Ezekiel Swede Karlsson lives in a walk-in-van, more like a walk-in freezer, and attends night school in an effort to use his GI Bill benefits before the ten year statute runs out. How cold is it? God and Ezekiel know. 

Life’s difficult for The Swede these days. He’s trying to escape a bad living situation. 

Swede picks up work here and there, like tonight he’s got a temp job cleaning up after a circus performance at ‘The Gahden.’ 

Swede sweeps from the top row to the arena floor. He grips a broom and shakes his head. He’s not planning upon returning tomorrow night. Swede has trouble fitting his giant ‘sequoias’ between the seats to sweep up popcorn boxes, candy wrappers, and cotton candy sticks. Bending to pick up a nickel, his foot slips. Tipsy… he trips, tumbles two rows ahead, and yells, “Ahhh, shit.” 

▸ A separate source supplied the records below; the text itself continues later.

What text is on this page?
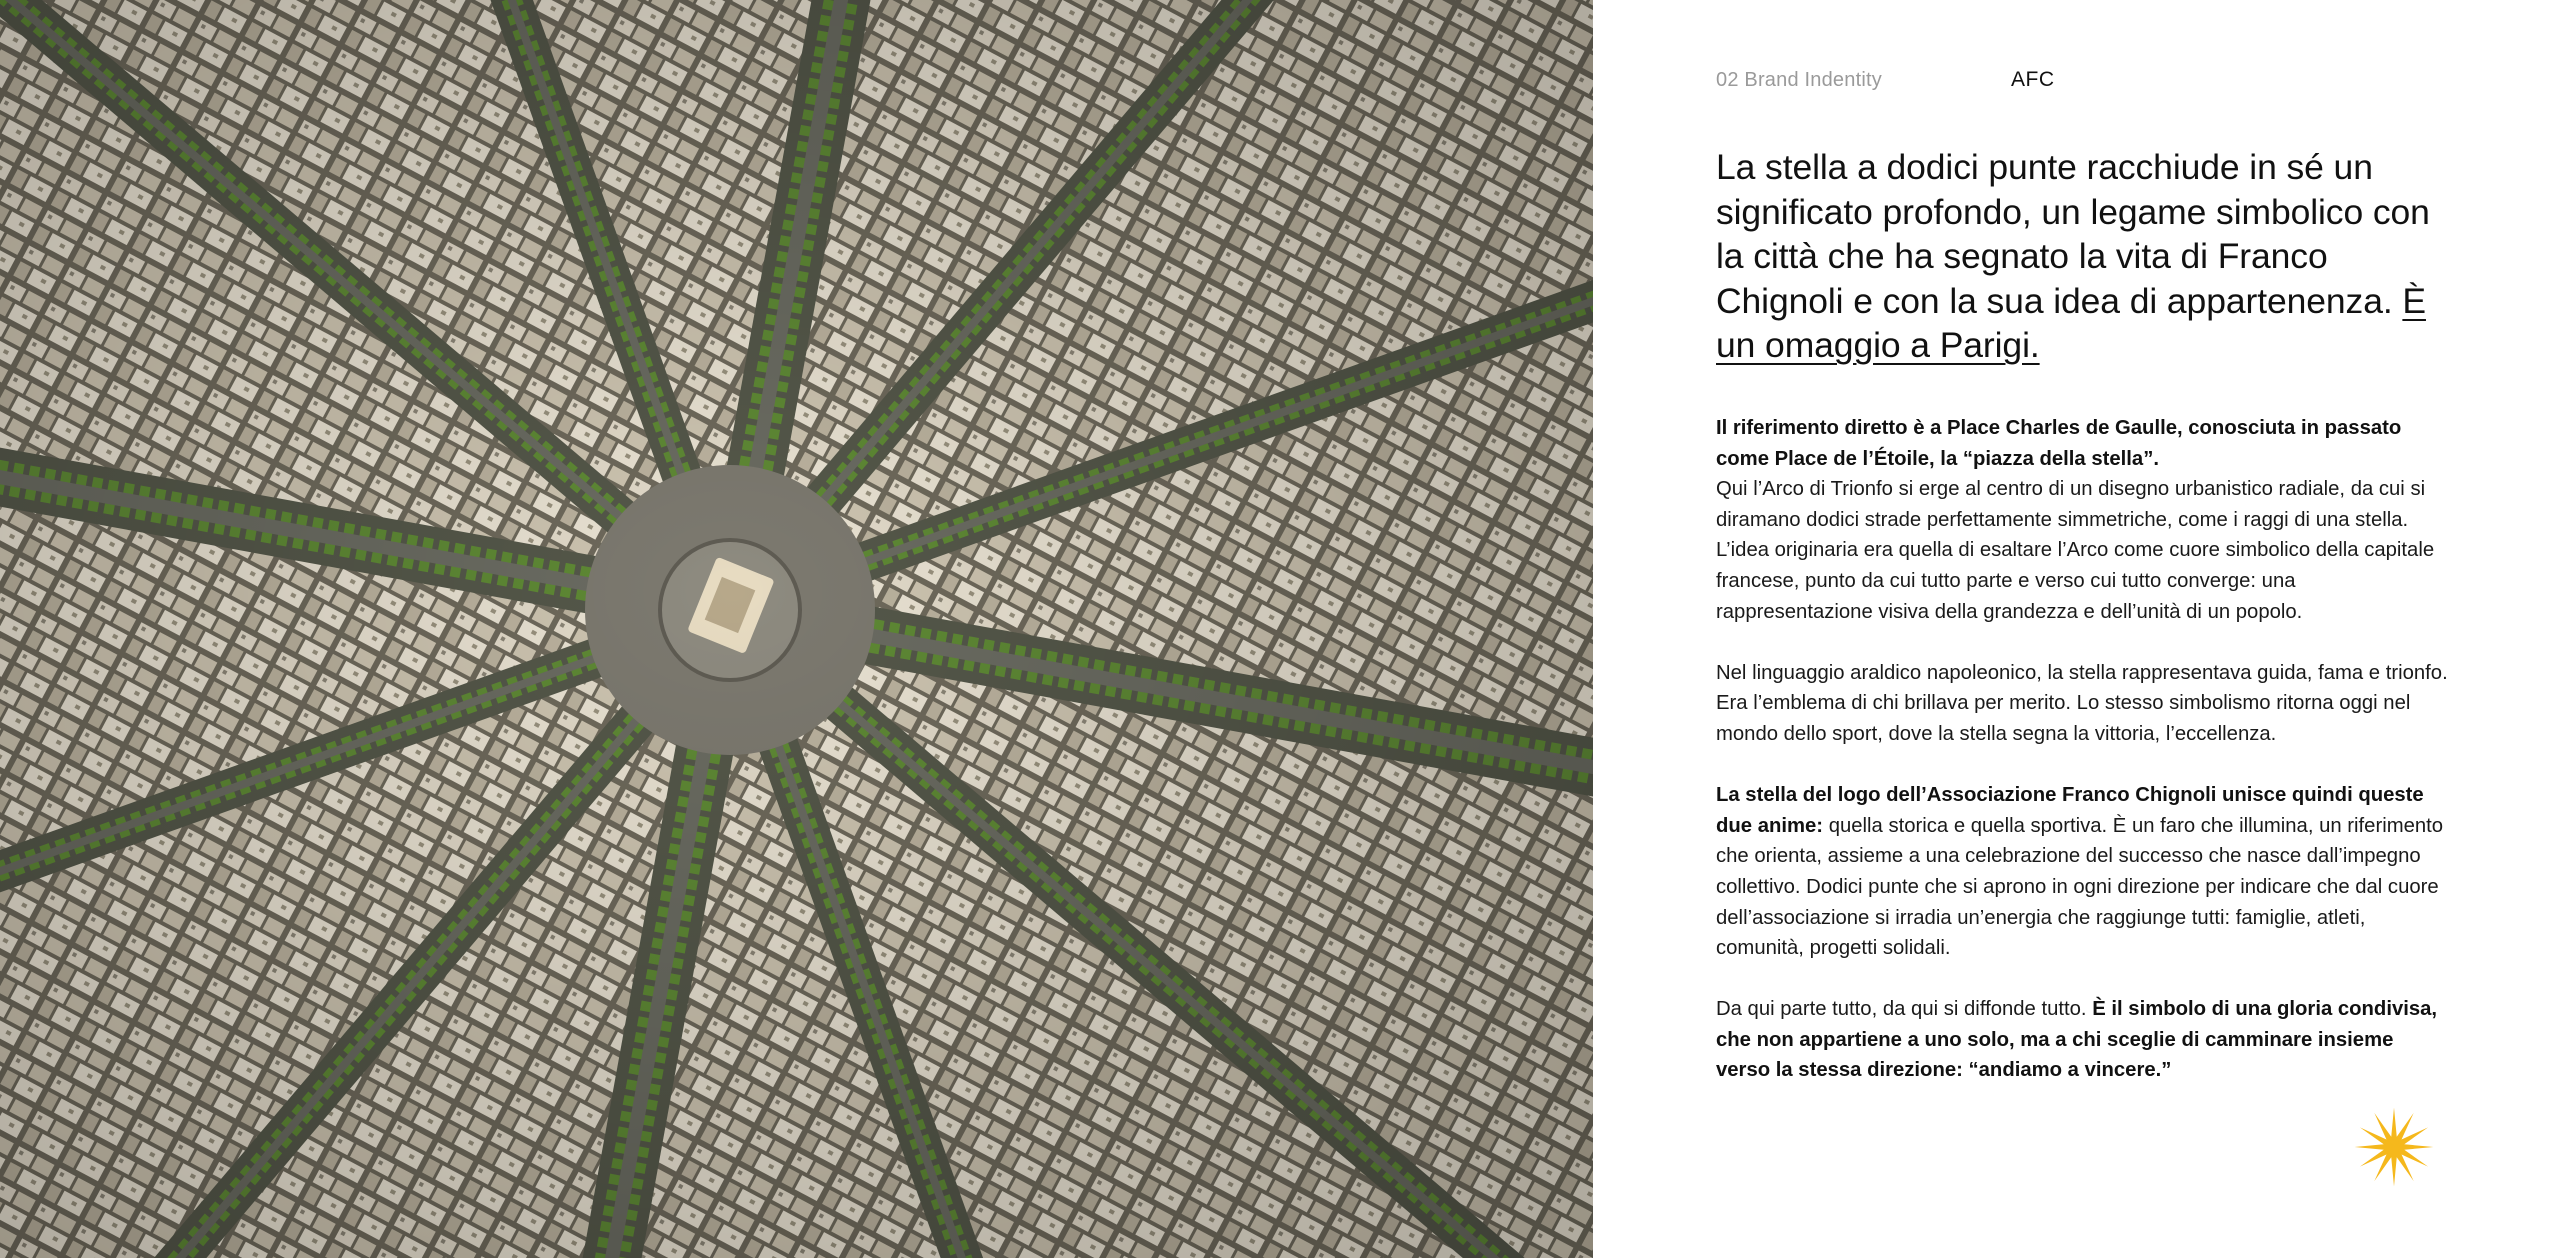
02 Brand Indentity	AFC
La stella a dodici punte racchiude in sé un significato profondo, un legame simbolico con la città che ha segnato la vita di Franco Chignoli e con la sua idea di appartenenza. È un omaggio a Parigi.

Il riferimento diretto è a Place Charles de Gaulle, conosciuta in passato come Place de l’Étoile, la “piazza della stella”.
Qui l’Arco di Trionfo si erge al centro di un disegno urbanistico radiale, da cui si diramano dodici strade perfettamente simmetriche, come i raggi di una stella. L’idea originaria era quella di esaltare l’Arco come cuore simbolico della capitale francese, punto da cui tutto parte e verso cui tutto converge: una rappresentazione visiva della grandezza e dell’unità di un popolo.

Nel linguaggio araldico napoleonico, la stella rappresentava guida, fama e trionfo. Era l’emblema di chi brillava per merito. Lo stesso simbolismo ritorna oggi nel mondo dello sport, dove la stella segna la vittoria, l’eccellenza.

La stella del logo dell’Associazione Franco Chignoli unisce quindi queste due anime: quella storica e quella sportiva. È un faro che illumina, un riferimento che orienta, assieme a una celebrazione del successo che nasce dall’impegno collettivo. Dodici punte che si aprono in ogni direzione per indicare che dal cuore dell’associazione si irradia un’energia che raggiunge tutti: famiglie, atleti, comunità, progetti solidali.

Da qui parte tutto, da qui si diffonde tutto. È il simbolo di una gloria condivisa, che non appartiene a uno solo, ma a chi sceglie di camminare insieme verso la stessa direzione: “andiamo a vincere.”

The Swede’s mind drifts… a ten year effort and still no degree. Swede gets strange ideas when he hears himself think, like there’s some point to my existence. Since there isn’t, why not join the circus, again. He continues to dream of better days.

Swede teeters into the employment officeand finds a gentlemen behind a desk. He tilts back, looks up, flattens out a well oiled pencil-thin mustache, stands in his checker-board-suit and bowtie, and offers up a slippery grip. They shake. “Bill Collins, Technical Director, here.”

Swede covers his face to hide his whiskey-laden-breath, “I’m interested in work with the circus.”

“You’re hired. Oh yeah, you’ll be assisting with the circus animals.” The Swede loves animals.

“I’m not sweeping under those seats again.” 

“No problem.” Trying to hide a smirk, the TD’s thinking,no, just bear shit, that’s all.

 

March 1972
Montreal, Canada  

The buses pull out of bean-town. Swede makes a move on the Russian Dog Trainer. A relationship develops between him and Lady Lada. They spend a month hanging out in Montreal.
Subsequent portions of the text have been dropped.